Commercial property owners are concerned their latest assessments may be over estimating the value of their properties and they may have found an ally in a well-known municipal politician.

Mayor Laurence Mawhinney of Lunenburg says it may be time the municipalities reconsider how commercial assessments are done.

“I think we need to revise the way we do it,” he says. “Market value may have worked in the past and I know everyone will tell us it’s the fairest way, the most transparent way of actually coming up with a valuation on a property, but I can’t help but think there’s a difference between urban Nova Scotia, in HRM and rural.”

Municipalities build their budgets around property assessments. If the commercial properties are overly inflated, those municipal units could face a crisis if their major commercial property taxpayers leave town, he says.

Mawhinney points to an extreme example to help prove his point.

“We were looking at commercial assessments, particularly in light of some of the things that have happened on the South Shore. Not the least of which was the sale of the Shelburne (naval) base and commercial property in November, which was a property, with an assessed valued of $2.8 million, (that) at a public auction sold for $125,000.”

So is the property’s true value $2.8 million or $125,000?

Mawhinney says the value of the property is probably less than the original assessment and significantly more than the price paid at last year’s auction.

“I would suspect if a guy can buy a $2.8 million property in Shelburne for $125,000 there’s something wrong with the assessed value,” he told me in a phone conversation Tuesday.

“I’m not exactly sure what it is. I’m not sure how to fix it. I just think we should engage in the discussion about where we are and where we may be going.”

The mayor says he hasn’t come to any conclusions, yet, but he tabled a resolution at the last regular town council meeting in an attempt to get people talking about it. He hopes to take a resolution from Lunenburg to the next Union of Nova Scotia Municipalities annual meeting.

On the surface, it may appear the union could change the rules for commercial assessments if it wanted to because it controls the management and board of directors of the Property Valuation Service Corp., which assesses all residential and commercial properties in the province.

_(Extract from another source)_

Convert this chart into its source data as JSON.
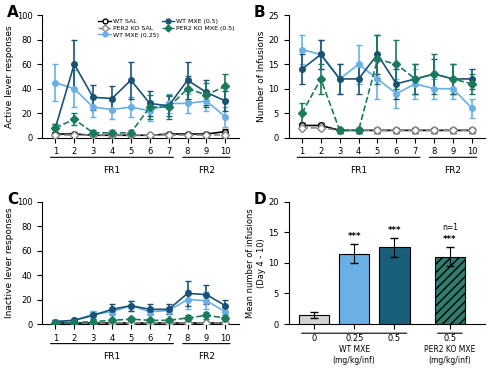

But that’s not necessarily the case.

In fact that’s another sticking point for Mawhinney who says he never favoured the union of municipalities taking over operational control of the assessment service because the rules are still being made in the provincial legislature.

“Whatever way we want to coat it, we are governed by what the province legislates,” they mayor says. “We are paying the shot, yes that was nice, we’re calling the shots about the management structure and some of the internal processes but when it comes down to what actually appears in the mail with an assessment notice, that’s based on the Assessment Act and (there’s) nothing that Property Valuation (Service) can do about it.”

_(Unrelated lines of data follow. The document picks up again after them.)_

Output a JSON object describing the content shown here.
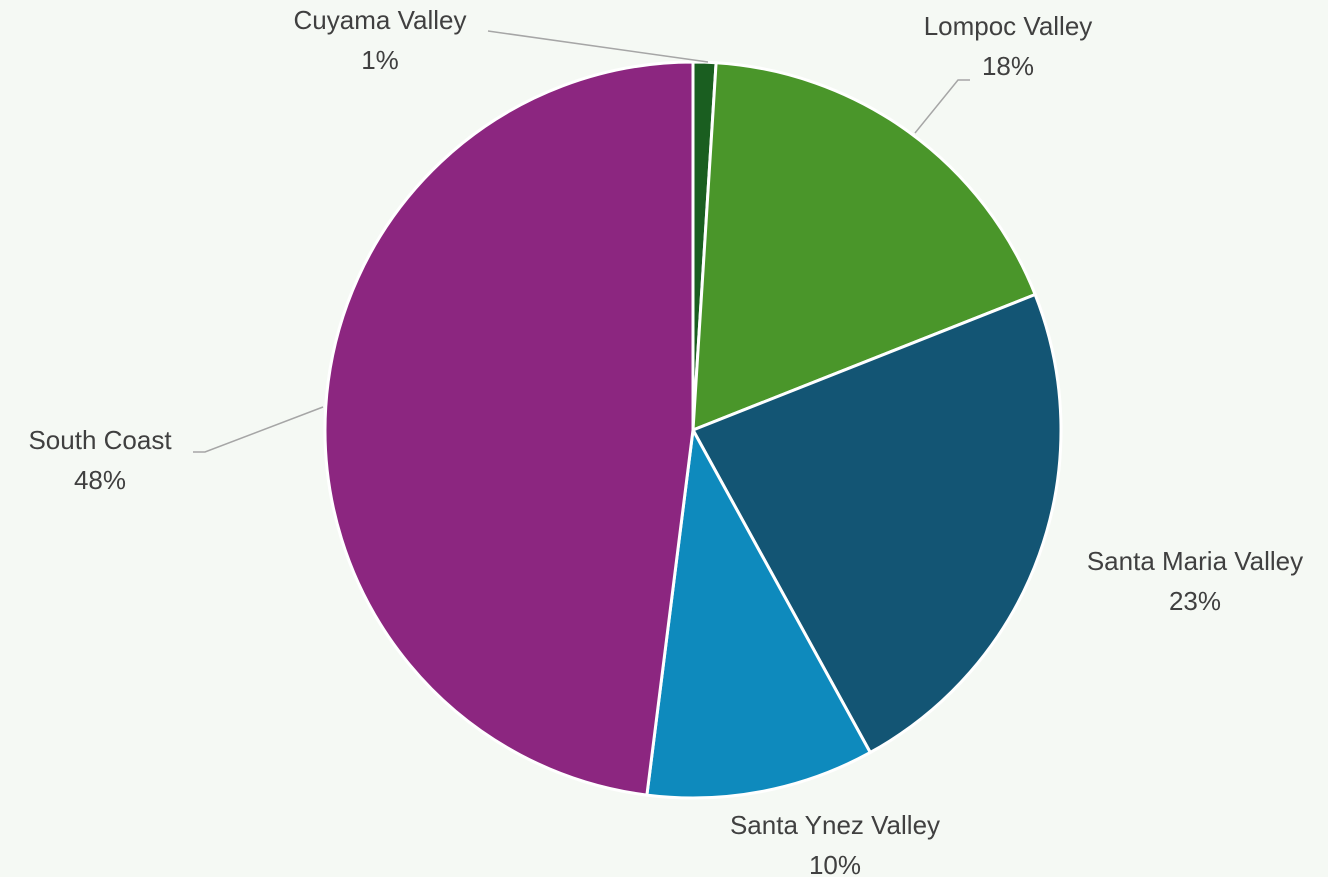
{
  "chart_data": {
    "type": "pie",
    "categories": [
      "Cuyama Valley",
      "Lompoc Valley",
      "Santa Maria Valley",
      "Santa Ynez Valley",
      "South Coast"
    ],
    "values": [
      1,
      18,
      23,
      10,
      48
    ],
    "value_labels": [
      "1%",
      "18%",
      "23%",
      "10%",
      "48%"
    ],
    "colors": [
      "#1a5e20",
      "#4a962a",
      "#135574",
      "#0e8abd",
      "#8c2680"
    ]
  }
}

Mawhinney says he personally didn’t mind having Service Nova Scotia run the assessment service but when there was a movement to create an arms-length organization to run the property service, he believes it should have been arms-length for both the province and municipality and not just the province.

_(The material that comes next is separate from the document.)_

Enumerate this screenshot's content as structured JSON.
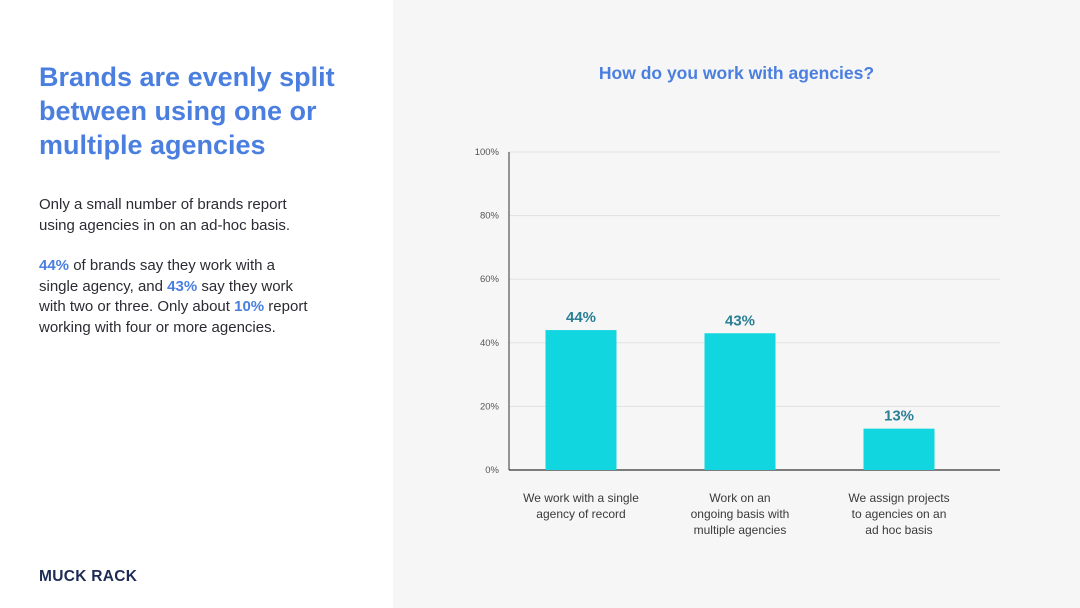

 If his resolution reaches the Union of Nova Scotia Municipalities and passes, he assumes the organization would be calling upon the provincial government to review the assessment system.

He assumes the two large paper mills in Nova Scotia have high assessments but if one or both should ever shut down, the value of that property would be significantly less than the current assessments.

 “We really need to talk about this before we see these serious situations because it could be devastating for the Strait (of Canso) area or Queens (County) if one of those large players was to pull out.”